UNIQA Insurance Group ha concluso con successo il collocamento di un nuovo bond subordinato Tier 2 da 500 milioni di euro sui mercati dei capitali europei, abbinandolo al riacquisto anticipato di titoli subordinati emessi nel 2015.
L'operazione, annunciata il 13 maggio 2026 con regolamento previsto per il 15 maggio, si distingue per le condizioni eccezionalmente favorevoli ottenute dal gruppo assicurativo austriaco: la domanda degli investitori istituzionali ha superato di 5,6 volte il volume offerto, un risultato che il management stesso definisce il migliore nella storia del gruppo in termini di spread di emissione.
Il nuovo titolo ha una scadenza di venti anni e una prima data di rimborso anticipato dopo 9,5 anni, con una cedola fissa del 4,5% per il primo decennio. Queste condizioni collocano l'emissione tra le tre più competitive nel segmento dei bond Solvency II Tier 2 callable denominati in euro emessi nel settore assicurativo europeo negli ultimi quattro anni. Il coupon è sensibilmente inferiore alla media di settore, e lo spread raggiunto rappresenta il livello più basso mai registrato da UNIQA in un'operazione di questo tipo. Un segnale che il mercato dei capitali riconosce al gruppo una reputazione consolidata come emittente affidabile.

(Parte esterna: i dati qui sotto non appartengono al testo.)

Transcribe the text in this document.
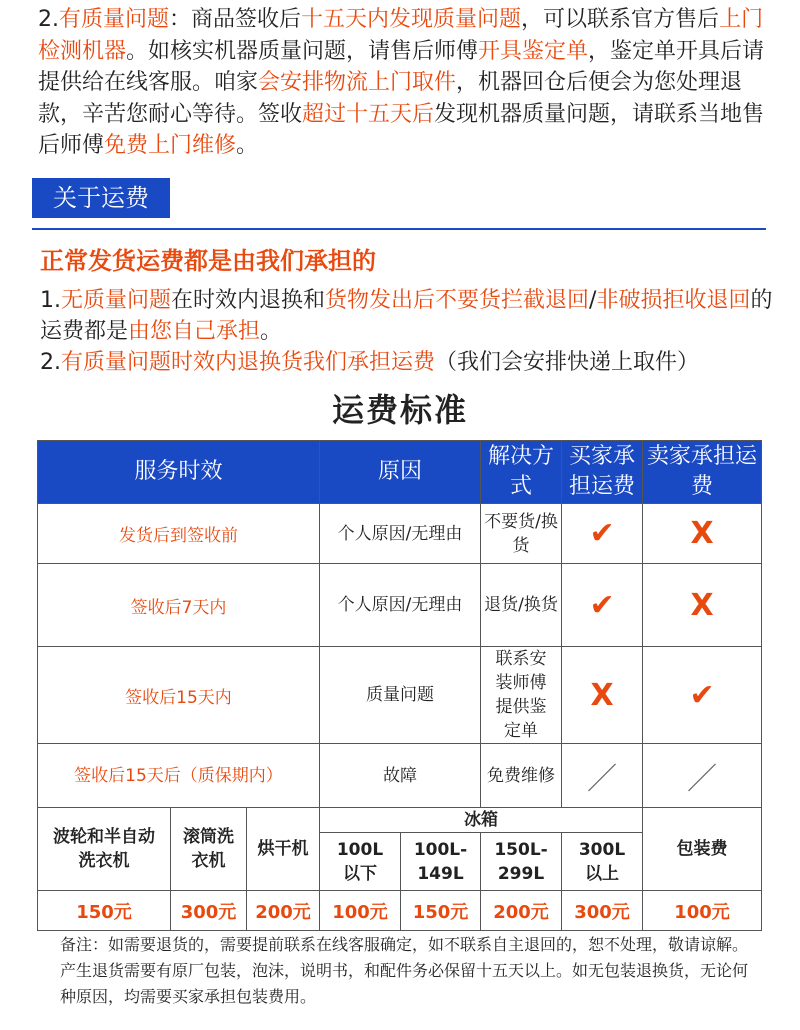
2.有质量问题：商品签收后十五天内发现质量问题，可以联系官方售后上门检测机器。如核实机器质量问题，请售后师傅开具鉴定单，鉴定单开具后请提供给在线客服。咱家会安排物流上门取件，机器回仓后便会为您处理退款，辛苦您耐心等待。签收超过十五天后发现机器质量问题，请联系当地售后师傅免费上门维修。
关于运费
正常发货运费都是由我们承担的
1.无质量问题在时效内退换和货物发出后不要货拦截退回/非破损拒收退回的运费都是由您自己承担。
2.有质量问题时效内退换货我们承担运费（我们会安排快递上取件）
运费标准
服务时效			原因		解决方式	买家承担运费	卖家承担运费
发货后到签收前			个人原因/无理由		不要货/换货	✔	X
签收后7天内			个人原因/无理由		退货/换货	✔	X
签收后15天内			质量问题		联系安装师傅提供鉴定单	X	✔
签收后15天后（质保期内）			故障		免费维修	／	／
波轮和半自动洗衣机	滚筒洗衣机	烘干机	冰箱				包装费
			100L以下	100L-149L	150L-299L	300L以上	
150元	300元	200元	100元	150元	200元	300元	100元
备注：如需要退货的，需要提前联系在线客服确定，如不联系自主退回的，恕不处理，敬请谅解。产生退货需要有原厂包装，泡沫，说明书，和配件务必保留十五天以上。如无包装退换货，无论何种原因，均需要买家承担包装费用。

In parallelo con la nuova emissione, UNIQA ha riacquistato il 45,5% di un bond subordinato Tier 2 emesso nel 2015, con un volume residuo di 326,3 milioni di euro, prima callable in luglio 2026 e con scadenza teorica al 2046. Nell'ambito dell'offerta pubblica di acquisto, sono stati validamente apportati e accettati titoli per un valore nominale di 148,5 milioni di euro, a un prezzo pari al 100,750% del valore nominale. Dopo il regolamento del 15 maggio, resteranno in circolazione 177,8 milioni di euro dei titoli originari. I bond riacquistati erano remunerati con una cedola del 6,00% annuo: il differenziale rispetto alla nuova emissione traduce l'operazione in un risparmio strutturale sul costo del debito subordinato.
L'obiettivo dichiarato è rafforzare la base patrimoniale, estendere il profilo delle scadenze e aumentare la prevedibilità dei fondi propri regolamentari. Nel complesso, la transazione dovrebbe incrementare leggermente il Solvency II ratio del gruppo, consolidando una posizione patrimoniale già solida. Nel breve termine, il riacquisto anticipato genererà un onere una tantum che verrà riconosciuto integralmente nell'esercizio 2026, senza tuttavia modificare le previsioni per l'anno in corso né incidere sulla politica dei dividendi. Le agenzie di rating non sono attese prendere provvedimenti sulla valutazione del credito del gruppo.
«Il forte interesse per il nostro nuovo bond subordinato Tier 2 è un chiaro voto di fiducia da parte degli investitori nella solidità finanziaria e nella direzione strategica di UNIQA. La domanda ha superato significativamente il volume offerto. Questo dimostra che il nostro approccio disciplinato alla gestione del capitale e l'esecuzione coerente della strategia UNIQA 3.0 – Growing Impact sono chiaramente riconosciuti dai mercati dei capitali», ha dichiarato Kurt Svoboda, CFO e CRO di UNIQA Insurance Group AG.
La liquidità aggiuntiva raccolta con la nuova emissione amplia i margini di manovra del gruppo per perseguire crescita organica e per linee esterne nell'Europa centrale e orientale, mercati al centro del piano strategico UNIQA 3.0. L'operazione alimenta anche l'accelerazione della trasformazione digitale basata sull'intelligenza artificiale, che il gruppo ha indicato tra le priorità di sviluppo per i prossimi anni. La combinazione tra una raccolta a costi storicamente contenuti e un profilo del debito più equilibrato offre a UNIQA una base più stabile per affrontare le prossime fasi di espansione senza pressioni sul fronte della liquidità.